The point here is to distort the past for the purpose of flattening the present. All cultural distinctness in the colonial era, from the Quakers of Pennsylvania to the Puritans of New England to the Cavaliers of Virginia and South Carolina, is disingenuously put forward as evidence of a fractured cultural landscape in the English colonies, devoid of any cohesion around Christian identity or cultural norms. The virtue-signaling of the Quakers with their plain clothes, or the stubborn insistence of Lutheran immigrants on German-speaking ministers, is “no different from second- and third-generation young Americans today celebrating their Mexican, Korean, Somalian or other ancestries,” says Woodhouse.
It’s the kind of argument that sounds plausible in theory until someone actually tries to make it, at which point it sounds preposterous. Does anyone really believe that Minnesota’s unassimilated Somali immigrant population today is “no different” than the Lutheran Germans that settled in Minnesota in the mid-19th century simply because those first-wave Lutherans persisted for a time in speaking German?
The only reason to torture history like this is to degrade and ultimately destroy our Anglo-American inheritance. Woodhouse does it in the sophisticated version for the Times, but it’s basically the same thing as Mehdi Hasan’s crude assertion that Muslim slaves built America, or that if Christians are allowed to have their church bells Muslims should be allowed to blast their call to prayer through neighborhoods at all hours of the night.
But what Woodhouse and Hasan and everyone else on the left don’t seem to get is that the assertion of an Anglo-American cultural identity isn’t just for the white descendants of European colonists, it’s for every American citizen — especially for those outside the Anglo-American inheritance. Absent that inheritance, there is no way for Americans from all walks of life to live together in peace and dignity.

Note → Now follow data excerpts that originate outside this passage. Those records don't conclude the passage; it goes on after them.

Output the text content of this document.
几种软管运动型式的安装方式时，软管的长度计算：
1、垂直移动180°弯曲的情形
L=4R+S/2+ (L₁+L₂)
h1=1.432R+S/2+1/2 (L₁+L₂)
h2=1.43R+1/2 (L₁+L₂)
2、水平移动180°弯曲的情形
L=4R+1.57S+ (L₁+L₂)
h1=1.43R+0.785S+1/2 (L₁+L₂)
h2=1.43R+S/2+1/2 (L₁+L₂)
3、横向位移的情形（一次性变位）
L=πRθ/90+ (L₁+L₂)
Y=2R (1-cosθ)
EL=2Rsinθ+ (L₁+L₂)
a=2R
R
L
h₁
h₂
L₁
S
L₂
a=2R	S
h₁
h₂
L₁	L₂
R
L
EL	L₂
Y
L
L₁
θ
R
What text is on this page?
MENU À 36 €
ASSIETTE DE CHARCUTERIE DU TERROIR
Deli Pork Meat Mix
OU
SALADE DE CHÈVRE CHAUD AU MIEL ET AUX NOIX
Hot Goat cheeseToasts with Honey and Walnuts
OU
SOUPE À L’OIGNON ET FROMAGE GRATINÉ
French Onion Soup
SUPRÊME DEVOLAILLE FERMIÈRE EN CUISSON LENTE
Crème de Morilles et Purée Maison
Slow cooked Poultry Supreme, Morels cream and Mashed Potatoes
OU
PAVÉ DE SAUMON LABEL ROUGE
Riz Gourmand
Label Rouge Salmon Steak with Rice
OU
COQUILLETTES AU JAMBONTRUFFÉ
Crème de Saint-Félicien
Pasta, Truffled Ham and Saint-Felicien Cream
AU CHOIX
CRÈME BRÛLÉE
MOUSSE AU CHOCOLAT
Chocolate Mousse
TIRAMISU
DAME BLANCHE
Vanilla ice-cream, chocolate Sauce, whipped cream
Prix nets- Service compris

Without it, we will be left with nothing but warring tribes and competing cultural identities. Arguably those who come to our country from alien cultures have the most to gain by America’s embrace of its western cultural heritage. It’s the one thing that will protect them from the end-state of true multiculturalism, which is the extermination of one tribe by another, the unending cycle of clan violence that still defines much of the non-western world. It hardly needs to be said that in such societies, the only thing that keeps sectarian violence at bay is the heavy hand of the state, which in order to maintain peace cannot allow liberty.
The genius of our American nation is that we figured out how to maintain both peace and liberty. We didn’t do that thanks to some form of proto-multiculturalism, but thanks to the civilizational inheritance we received from our English fathers and Christian Europe. Only by preserving that inheritance can America continue to be a land of peace and liberty for all those who come here and make it their home.